El jugador que más tiros ha fallado en una cancha de baloncesto de la NBA era también el que más se ha repuesto de sus propios errores, quien ha vuelto una y otra vez al punto de partida donde cada canasta es el reto entre un campo, un equipo contrario y un solo hombre. Kobe, ese odioso compañero de equipo, generoso competidor y factor único que ha potenciado la dimensión de este deporte, usaba a sus compañeros como apoyos para llegar a la cima, aprendía cualquier recurso con tal de llegar a la victoria. El egoísmo de Kobe, dicen sus detractores, ha sido su principal problema, cuando precisamente se ha tratado de su principal virtud. Sin el egoísmo, Kobe no hubiera llegado a ser Kobe y eso se entiende más allá de la estadística y de las declaraciones, se entiende viéndolo jugar.

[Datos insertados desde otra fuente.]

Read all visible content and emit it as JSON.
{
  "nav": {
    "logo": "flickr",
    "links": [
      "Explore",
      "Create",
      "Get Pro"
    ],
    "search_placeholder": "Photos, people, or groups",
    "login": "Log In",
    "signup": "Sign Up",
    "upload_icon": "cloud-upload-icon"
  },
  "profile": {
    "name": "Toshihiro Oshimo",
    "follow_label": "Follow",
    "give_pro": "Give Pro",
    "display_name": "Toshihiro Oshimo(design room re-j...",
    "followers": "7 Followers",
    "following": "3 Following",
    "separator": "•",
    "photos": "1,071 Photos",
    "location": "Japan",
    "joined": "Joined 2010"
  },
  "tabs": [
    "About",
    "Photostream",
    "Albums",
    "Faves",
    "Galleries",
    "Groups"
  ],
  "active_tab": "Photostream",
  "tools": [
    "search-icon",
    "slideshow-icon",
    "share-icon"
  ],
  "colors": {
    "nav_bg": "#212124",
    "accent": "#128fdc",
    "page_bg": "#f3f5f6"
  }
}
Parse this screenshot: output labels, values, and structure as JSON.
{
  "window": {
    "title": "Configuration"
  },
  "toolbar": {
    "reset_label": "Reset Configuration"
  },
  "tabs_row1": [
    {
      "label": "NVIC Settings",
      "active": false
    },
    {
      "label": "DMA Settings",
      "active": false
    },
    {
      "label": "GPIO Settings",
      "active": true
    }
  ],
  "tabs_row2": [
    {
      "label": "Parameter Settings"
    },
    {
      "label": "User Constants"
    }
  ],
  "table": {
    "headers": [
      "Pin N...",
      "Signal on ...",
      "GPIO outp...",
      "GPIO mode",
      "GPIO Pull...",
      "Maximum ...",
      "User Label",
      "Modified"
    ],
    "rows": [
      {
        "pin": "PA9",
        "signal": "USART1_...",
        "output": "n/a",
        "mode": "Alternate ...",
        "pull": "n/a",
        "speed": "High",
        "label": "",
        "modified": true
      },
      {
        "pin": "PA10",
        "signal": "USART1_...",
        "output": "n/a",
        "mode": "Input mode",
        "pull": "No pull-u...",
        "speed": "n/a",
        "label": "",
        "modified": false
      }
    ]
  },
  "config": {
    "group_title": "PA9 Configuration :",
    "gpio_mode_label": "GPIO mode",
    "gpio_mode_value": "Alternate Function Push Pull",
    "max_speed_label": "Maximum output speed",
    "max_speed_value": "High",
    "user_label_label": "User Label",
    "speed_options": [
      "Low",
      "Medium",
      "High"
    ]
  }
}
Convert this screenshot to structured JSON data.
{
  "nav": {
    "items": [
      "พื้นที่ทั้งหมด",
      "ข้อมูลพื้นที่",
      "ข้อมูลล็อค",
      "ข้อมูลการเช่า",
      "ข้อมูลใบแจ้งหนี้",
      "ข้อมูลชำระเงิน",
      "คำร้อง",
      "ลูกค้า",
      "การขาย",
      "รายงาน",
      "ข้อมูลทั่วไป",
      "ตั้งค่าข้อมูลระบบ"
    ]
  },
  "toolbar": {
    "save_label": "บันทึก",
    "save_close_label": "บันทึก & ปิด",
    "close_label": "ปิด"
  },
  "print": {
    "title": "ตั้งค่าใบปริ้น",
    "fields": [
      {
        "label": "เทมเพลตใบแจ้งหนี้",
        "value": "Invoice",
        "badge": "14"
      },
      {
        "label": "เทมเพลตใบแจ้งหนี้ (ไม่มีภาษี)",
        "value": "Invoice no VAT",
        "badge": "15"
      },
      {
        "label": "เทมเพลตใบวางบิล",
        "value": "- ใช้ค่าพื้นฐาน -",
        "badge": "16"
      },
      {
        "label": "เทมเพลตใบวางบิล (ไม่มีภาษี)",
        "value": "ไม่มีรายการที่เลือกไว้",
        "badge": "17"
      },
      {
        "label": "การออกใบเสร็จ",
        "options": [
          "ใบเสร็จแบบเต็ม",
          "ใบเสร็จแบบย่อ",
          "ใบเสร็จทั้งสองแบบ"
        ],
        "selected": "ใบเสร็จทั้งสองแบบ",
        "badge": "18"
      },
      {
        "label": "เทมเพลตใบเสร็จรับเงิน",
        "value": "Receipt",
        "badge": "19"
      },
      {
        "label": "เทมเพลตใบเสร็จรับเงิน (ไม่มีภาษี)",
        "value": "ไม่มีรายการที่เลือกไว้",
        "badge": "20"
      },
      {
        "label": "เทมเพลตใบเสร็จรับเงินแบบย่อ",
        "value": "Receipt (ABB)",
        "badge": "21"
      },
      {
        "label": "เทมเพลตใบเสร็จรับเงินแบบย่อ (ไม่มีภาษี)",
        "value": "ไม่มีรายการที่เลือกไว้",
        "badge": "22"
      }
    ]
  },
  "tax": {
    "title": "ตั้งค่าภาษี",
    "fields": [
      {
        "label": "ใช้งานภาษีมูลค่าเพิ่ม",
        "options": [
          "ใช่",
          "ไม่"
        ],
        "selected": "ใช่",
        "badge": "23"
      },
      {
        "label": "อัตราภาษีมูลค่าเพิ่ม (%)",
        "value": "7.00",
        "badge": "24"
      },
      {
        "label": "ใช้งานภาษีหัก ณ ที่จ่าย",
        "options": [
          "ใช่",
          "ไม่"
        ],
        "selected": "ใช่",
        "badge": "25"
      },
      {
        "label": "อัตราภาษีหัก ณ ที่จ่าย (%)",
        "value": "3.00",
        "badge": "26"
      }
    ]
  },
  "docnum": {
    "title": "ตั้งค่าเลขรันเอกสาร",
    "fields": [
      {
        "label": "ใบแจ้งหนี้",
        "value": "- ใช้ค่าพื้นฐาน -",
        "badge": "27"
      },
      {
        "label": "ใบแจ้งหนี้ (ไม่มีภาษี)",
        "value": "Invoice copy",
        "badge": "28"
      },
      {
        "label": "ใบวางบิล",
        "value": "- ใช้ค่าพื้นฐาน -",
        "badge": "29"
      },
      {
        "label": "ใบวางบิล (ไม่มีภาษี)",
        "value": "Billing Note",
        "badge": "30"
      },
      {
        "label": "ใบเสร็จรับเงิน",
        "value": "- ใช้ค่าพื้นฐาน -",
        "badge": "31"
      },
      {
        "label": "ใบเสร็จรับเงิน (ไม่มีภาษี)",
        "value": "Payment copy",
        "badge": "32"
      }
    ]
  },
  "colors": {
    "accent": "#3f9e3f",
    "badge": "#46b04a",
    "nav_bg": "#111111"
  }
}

Sin eso tan humano que llamamos egoísmo en el deporte y que nadie parecía domesticar con razonable éxito, la leyenda no hubiera sido tal. Quizás pueda suceder en el futuro, pero en el momento de Kobe, cuando el presente se quedaba sempiterno mirando al pasado, solo uno se negó a aceptarlo y abrió la discusión. Kobe parecía decir que no existían terrenos ignotos para quien se empeña en algo con todas sus fuerzas. El baloncesto con él, se vivía en presente continuo.
Ahora que se vislumbra su ocaso, ama tanto su deporte que reconoce lo único que no puede superar, la ley de la vida. Su mente quiere, pero su cuerpo no le deja. La única certeza que no ha querido discutir nos priva del jugador de púrpura y oro más relevante de los últimos tiempos, el único que nos hizo sentir que el egoísmo era una virtud irrenunciable, la única manera de llegar a la excelencia.
Bye Kobe, gracias por tanto.
* Javier López Menacho.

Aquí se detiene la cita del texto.